A market-based credit system, however, relies on market liquidity and hence ultimately on dealer of last resort to ensure the continued flow of credit. Just as the Fed adapted, in its first fifty years, to the rise of a market-based system of government credit, the Fed's present task is to adapt to the rise of a market-based system of private credit. The Fed's shifting role during the crisis can be understood as the first steps toward that adaptation.
I am also reading the latest Journal of Economic Literature, with an article by Gary Gorton and Andrew Metrick. I will quote from an earlier, ungated version. They write,
The central management of cash pools refers to the aggregation (or pooling) of cash balances from all subsidiaries worldwide in the case of global corporations, or all funds (including mutual and hedge funds and separate accounts) in the case of asset managers. Furthermore, the investment decisions that pertain to pooled balances are performed by a single decision maker (typically a treasurer) and through a fund that is a single legal person, but one that manages the cash balances of many legal persons" (p. 5; emphasis in original). Pozsar documents a striking rise in the funds managed by these pools, from about $200 million in 1990 to nearly $4 trillion on the eve of the crisis.
...By the end of 2007, about 40 percent of [asset-backed commercial paper] programs were in a run and unable to finance themselves in their traditional short-term markets.
...It is important to note that haircuts rose — and prices fell — for many assets that had no direct connection to subprime securities...the value of nonsubprime assets moved closely with measures of distress in interbank funding markets and not with an index of default risk on subprime securities.
I have a visceral, negative reaction to this line of thinking. My issues include:
1. Gary Gorton has a strong personal interest in showing that this was a panic unrelated to fundamentals. He was a consultant to AIG Financial Products, and he claimed that they would never lose a dime on their credit default swaps. Maybe he is the best person to sift through everything written about the financial crisis to present the definitive story. And maybe Jeffrey Skilling is the best person to sift through everything written about Enron to present the definitive story. But one can be skeptical. In fact, I wonder whatever happened to AIG Financial Products. AIG as a whole apparently survived, but was that because profits in other lines offset losses at AIG FP, or did AIG FP actually come out all right by itself?
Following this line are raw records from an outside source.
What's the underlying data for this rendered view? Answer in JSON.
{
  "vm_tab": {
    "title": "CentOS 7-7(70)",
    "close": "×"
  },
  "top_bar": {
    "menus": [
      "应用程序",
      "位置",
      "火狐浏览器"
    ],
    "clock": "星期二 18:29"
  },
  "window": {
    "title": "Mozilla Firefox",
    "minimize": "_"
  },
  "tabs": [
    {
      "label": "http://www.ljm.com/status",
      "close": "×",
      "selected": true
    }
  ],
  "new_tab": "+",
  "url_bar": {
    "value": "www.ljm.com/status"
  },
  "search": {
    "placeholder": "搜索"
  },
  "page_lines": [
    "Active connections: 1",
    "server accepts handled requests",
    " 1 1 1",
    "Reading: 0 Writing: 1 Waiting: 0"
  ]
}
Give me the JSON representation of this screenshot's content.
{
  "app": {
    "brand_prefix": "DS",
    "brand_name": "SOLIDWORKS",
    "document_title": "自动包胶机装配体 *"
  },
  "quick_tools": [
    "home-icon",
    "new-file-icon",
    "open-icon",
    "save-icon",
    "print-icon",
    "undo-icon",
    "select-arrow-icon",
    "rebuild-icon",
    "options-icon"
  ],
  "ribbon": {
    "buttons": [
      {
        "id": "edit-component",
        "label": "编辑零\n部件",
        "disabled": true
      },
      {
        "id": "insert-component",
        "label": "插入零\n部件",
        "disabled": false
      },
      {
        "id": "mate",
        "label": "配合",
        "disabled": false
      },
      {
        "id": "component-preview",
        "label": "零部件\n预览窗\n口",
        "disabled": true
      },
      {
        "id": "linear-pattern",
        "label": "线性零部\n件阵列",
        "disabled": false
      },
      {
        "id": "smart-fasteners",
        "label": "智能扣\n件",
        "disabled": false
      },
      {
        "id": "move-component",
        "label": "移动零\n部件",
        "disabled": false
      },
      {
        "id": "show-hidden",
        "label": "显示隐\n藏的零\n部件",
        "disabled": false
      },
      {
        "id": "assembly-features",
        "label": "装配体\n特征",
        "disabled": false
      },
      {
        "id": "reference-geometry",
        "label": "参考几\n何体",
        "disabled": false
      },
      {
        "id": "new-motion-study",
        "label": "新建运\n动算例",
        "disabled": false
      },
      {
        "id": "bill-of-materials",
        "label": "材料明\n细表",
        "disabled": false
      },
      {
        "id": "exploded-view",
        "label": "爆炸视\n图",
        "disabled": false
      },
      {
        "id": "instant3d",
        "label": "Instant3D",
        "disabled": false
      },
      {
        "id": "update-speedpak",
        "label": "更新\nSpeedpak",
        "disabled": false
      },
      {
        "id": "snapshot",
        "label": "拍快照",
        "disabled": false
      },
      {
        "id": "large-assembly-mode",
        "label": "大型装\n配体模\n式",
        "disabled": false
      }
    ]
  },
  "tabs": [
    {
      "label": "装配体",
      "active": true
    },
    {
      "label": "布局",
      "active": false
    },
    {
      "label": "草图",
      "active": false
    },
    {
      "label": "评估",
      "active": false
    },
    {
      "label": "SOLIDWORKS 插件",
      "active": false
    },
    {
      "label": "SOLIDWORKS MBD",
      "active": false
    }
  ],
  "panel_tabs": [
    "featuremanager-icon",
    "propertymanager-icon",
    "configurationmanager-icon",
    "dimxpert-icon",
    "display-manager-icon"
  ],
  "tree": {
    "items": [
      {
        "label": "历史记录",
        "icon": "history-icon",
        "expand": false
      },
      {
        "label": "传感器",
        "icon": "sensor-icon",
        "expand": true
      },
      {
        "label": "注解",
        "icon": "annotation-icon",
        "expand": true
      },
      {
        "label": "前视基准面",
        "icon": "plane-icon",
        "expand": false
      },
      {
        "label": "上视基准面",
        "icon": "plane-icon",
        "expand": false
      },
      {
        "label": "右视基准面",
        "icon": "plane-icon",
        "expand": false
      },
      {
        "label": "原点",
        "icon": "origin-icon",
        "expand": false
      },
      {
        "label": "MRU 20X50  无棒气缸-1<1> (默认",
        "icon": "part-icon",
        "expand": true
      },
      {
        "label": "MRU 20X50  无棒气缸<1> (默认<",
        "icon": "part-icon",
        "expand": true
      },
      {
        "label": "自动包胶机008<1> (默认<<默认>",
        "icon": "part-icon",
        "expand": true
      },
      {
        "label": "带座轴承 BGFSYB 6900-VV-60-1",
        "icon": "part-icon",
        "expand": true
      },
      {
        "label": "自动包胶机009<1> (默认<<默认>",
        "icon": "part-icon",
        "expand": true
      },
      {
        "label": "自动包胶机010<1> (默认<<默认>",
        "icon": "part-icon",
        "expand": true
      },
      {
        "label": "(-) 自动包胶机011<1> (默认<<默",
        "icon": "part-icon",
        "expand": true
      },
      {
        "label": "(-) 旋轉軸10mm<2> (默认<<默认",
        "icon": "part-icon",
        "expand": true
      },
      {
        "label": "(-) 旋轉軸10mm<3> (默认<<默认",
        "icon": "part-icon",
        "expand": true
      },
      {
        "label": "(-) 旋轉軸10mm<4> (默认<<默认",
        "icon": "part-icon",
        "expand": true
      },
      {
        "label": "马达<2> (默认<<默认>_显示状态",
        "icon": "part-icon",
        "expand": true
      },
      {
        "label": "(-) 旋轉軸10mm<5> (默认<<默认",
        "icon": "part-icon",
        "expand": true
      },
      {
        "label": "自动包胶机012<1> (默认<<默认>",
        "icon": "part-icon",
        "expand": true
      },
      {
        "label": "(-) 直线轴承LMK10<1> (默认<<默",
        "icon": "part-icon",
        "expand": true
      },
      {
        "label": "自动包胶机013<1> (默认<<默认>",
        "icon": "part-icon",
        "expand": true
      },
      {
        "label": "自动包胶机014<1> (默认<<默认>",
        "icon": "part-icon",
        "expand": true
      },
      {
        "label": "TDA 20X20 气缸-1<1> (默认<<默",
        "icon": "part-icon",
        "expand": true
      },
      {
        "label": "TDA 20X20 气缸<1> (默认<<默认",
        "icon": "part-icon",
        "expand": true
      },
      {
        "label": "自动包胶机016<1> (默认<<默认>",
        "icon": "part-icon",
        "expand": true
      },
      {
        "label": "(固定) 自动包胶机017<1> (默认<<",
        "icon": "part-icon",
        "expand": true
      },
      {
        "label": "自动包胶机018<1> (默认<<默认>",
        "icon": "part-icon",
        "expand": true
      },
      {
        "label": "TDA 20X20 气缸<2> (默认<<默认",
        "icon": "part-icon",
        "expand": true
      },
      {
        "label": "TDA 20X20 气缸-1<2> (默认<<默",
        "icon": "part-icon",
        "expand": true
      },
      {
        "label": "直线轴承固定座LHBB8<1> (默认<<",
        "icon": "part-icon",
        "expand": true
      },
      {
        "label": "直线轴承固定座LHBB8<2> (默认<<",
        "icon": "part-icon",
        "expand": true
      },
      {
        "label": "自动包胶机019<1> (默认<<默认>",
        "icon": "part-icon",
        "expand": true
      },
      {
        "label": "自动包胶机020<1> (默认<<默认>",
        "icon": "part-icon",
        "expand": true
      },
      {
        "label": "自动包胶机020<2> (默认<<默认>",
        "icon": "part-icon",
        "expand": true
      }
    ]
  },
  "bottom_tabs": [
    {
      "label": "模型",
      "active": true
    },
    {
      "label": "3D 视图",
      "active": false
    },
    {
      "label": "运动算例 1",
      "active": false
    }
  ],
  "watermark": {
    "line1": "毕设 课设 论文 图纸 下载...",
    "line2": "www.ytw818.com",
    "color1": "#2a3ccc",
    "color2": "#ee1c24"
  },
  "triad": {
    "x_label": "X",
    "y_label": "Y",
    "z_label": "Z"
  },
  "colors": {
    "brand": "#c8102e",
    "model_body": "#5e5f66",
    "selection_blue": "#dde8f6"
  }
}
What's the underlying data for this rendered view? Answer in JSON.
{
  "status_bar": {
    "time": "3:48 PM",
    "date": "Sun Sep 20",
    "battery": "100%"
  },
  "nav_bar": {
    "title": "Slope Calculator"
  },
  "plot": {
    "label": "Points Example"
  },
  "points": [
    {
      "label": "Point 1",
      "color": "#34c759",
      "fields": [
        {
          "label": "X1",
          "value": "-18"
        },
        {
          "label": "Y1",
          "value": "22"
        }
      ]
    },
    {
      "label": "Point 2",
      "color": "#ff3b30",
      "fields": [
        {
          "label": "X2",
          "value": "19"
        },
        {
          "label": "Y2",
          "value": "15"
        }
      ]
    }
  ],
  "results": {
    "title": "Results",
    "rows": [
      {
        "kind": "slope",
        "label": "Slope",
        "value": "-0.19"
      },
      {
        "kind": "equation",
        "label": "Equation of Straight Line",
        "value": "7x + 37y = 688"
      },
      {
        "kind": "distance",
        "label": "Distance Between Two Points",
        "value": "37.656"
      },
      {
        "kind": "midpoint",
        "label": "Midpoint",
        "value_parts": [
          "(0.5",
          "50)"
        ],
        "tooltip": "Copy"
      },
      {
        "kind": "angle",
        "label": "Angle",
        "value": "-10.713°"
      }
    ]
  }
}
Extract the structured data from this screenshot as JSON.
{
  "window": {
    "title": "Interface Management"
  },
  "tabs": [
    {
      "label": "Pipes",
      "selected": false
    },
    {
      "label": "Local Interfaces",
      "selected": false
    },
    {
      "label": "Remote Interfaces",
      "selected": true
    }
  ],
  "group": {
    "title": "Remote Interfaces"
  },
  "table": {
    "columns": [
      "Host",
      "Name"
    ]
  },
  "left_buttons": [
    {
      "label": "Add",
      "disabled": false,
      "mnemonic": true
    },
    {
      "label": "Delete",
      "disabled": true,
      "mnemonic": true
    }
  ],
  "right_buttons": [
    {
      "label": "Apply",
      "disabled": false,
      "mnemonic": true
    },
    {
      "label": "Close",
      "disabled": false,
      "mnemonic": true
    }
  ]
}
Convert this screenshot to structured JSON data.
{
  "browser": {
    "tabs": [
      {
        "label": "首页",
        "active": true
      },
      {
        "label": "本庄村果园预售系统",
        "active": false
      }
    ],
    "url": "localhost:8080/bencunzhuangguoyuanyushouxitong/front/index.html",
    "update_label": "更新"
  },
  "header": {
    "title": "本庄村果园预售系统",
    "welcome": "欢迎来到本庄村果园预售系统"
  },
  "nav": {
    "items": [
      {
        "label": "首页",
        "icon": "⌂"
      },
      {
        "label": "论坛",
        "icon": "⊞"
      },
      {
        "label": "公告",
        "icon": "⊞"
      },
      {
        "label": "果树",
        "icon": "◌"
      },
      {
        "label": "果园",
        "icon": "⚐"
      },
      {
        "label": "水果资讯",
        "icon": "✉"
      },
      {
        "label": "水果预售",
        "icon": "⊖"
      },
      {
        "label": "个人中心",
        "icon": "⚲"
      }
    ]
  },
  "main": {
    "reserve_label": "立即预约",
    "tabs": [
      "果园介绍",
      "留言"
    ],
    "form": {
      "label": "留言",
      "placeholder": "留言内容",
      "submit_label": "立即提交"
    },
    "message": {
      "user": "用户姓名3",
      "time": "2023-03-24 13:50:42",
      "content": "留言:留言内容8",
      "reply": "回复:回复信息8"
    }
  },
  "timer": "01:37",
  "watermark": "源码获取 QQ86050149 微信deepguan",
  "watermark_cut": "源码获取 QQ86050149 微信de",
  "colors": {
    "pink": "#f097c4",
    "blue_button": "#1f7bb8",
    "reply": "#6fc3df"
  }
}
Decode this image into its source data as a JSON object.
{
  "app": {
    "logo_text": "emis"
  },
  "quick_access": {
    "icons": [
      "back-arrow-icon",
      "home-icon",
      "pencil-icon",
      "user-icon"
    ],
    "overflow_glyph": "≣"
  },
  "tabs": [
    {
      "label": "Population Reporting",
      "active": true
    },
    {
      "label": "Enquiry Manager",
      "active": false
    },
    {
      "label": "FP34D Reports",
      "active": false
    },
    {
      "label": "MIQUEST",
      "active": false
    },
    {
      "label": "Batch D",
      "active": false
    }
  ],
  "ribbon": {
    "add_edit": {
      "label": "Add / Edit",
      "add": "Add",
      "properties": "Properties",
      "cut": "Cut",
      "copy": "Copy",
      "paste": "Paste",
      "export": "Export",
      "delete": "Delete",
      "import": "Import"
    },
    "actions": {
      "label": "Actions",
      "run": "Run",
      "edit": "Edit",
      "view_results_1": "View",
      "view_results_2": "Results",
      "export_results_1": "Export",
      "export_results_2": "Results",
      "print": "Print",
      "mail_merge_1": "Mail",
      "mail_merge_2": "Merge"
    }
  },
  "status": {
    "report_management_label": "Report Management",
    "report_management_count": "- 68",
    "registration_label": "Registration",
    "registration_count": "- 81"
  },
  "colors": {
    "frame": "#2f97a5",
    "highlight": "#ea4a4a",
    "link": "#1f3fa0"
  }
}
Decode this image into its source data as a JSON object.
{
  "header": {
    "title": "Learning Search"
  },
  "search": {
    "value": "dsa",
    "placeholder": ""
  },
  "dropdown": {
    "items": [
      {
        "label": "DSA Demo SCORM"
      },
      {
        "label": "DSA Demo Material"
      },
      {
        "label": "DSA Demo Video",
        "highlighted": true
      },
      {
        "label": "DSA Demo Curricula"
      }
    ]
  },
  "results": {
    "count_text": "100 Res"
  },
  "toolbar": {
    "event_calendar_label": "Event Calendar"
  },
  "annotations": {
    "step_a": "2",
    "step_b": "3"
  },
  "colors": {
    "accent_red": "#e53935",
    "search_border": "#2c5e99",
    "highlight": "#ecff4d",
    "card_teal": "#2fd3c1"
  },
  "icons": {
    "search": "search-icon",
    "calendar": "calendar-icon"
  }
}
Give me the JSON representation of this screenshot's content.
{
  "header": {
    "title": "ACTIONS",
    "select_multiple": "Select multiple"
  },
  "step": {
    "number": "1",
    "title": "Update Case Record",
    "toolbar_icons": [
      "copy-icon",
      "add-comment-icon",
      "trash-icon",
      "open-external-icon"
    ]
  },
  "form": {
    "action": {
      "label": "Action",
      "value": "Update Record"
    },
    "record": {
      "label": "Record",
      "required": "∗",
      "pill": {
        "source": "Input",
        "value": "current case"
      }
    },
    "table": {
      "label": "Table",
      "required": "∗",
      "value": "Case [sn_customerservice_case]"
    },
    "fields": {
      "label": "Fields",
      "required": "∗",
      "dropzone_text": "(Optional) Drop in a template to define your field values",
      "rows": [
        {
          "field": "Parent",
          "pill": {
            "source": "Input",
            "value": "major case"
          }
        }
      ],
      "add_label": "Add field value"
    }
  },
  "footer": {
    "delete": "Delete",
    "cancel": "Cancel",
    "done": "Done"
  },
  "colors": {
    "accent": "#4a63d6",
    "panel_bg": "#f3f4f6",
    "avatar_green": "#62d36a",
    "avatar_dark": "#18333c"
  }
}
That would be an interesting story for someone to pursue.
2. The story of the financial crisis as a liquidity crisis is not satisfying in a number of respects. In other liquidity crises, such as the Penn Central bankruptcy, actions by the Fed served to restore confidence in the market and avoid macroeconomic distress. In this case, four years later, the private mortgage-backed securities market has not come back, and the macroeconomic distress remains. To me, this suggests that something more was going on than a short-term panic.
3. You know my simple description of financial intermediation, which is that it consists of balance sheets with long-term risky assets and short-term riskless liabilities. This allows the nonfinancial sector to issue long-term, risky liabilities and hold short-term riskless assets. A crucial question concerns what is the appropriate scale for financial intermediation. Beyond the scale that is facilitated by diversification and specialization in risk analysis, the expansion of financial intermediation is based on deception--convincing customers that the financial intermediary's portfolio is lower risk than it really is. Mehrling, Gorton, and Metrick assume away deception. Implicitly, the scale of financial intermediation before the crisis was approximately correct, and the scale now is too little. In my view, the scale of financial intermediation before the crisis was excessive, perhaps by an order of magnitude, and even today I worry that financial-sector balance sheets and profits are bloated relative to the real economy.
I don't have a problem with Gorton and company expressing their point of view. However, I find myself angered seeing this point of view anointed by the Journal of Economic Literature as definitive. I believe that the profession ought to be considering the broadest possible list of "suspects" in the case of the financial crisis. Instead, the establishment is all too eager to string up a "panic in the shadow banking system" as the culprit, and it is all to eager to dismiss policies that contributed to what I view as financial intermediation run amok.
This finding does not support broadbrush picture painted by Gorton and Metrick that the expansion of repo drove the large shadow-banking system and the subsequent run on repo caused its collapse. The short-term funding of securitized assets through ABCP and direct investments by money market investors is an order of magnitude larger than repo funding, and the contraction in ABCP is an order of magnitude larger than the run on repo. A picture that emphasizes the role of short-term debt, through both ABCP and repo, driving the expansion and collapse of the shadow banking sector is more consistent with our data.
We find evidence supportive of an alternative channel through which the run on repo may have contributed to the crisis. Troubles in funding securitized assets with repo may have been a major factor in the problems of some systemically important dealer banks that were most heavily exposed to these assets. In this context, our results highlight that the distinction between non-bank to dealer repo lending (which is a source of net funding for the shadow banking system) and interdealer repo (which reallocates liquidity within the shadow banking system)
Where does this leave the story? The authors write,
The picture that emerges from these findings looks less like a traditional bank run of depositors and more like a credit crunch among dealer banks.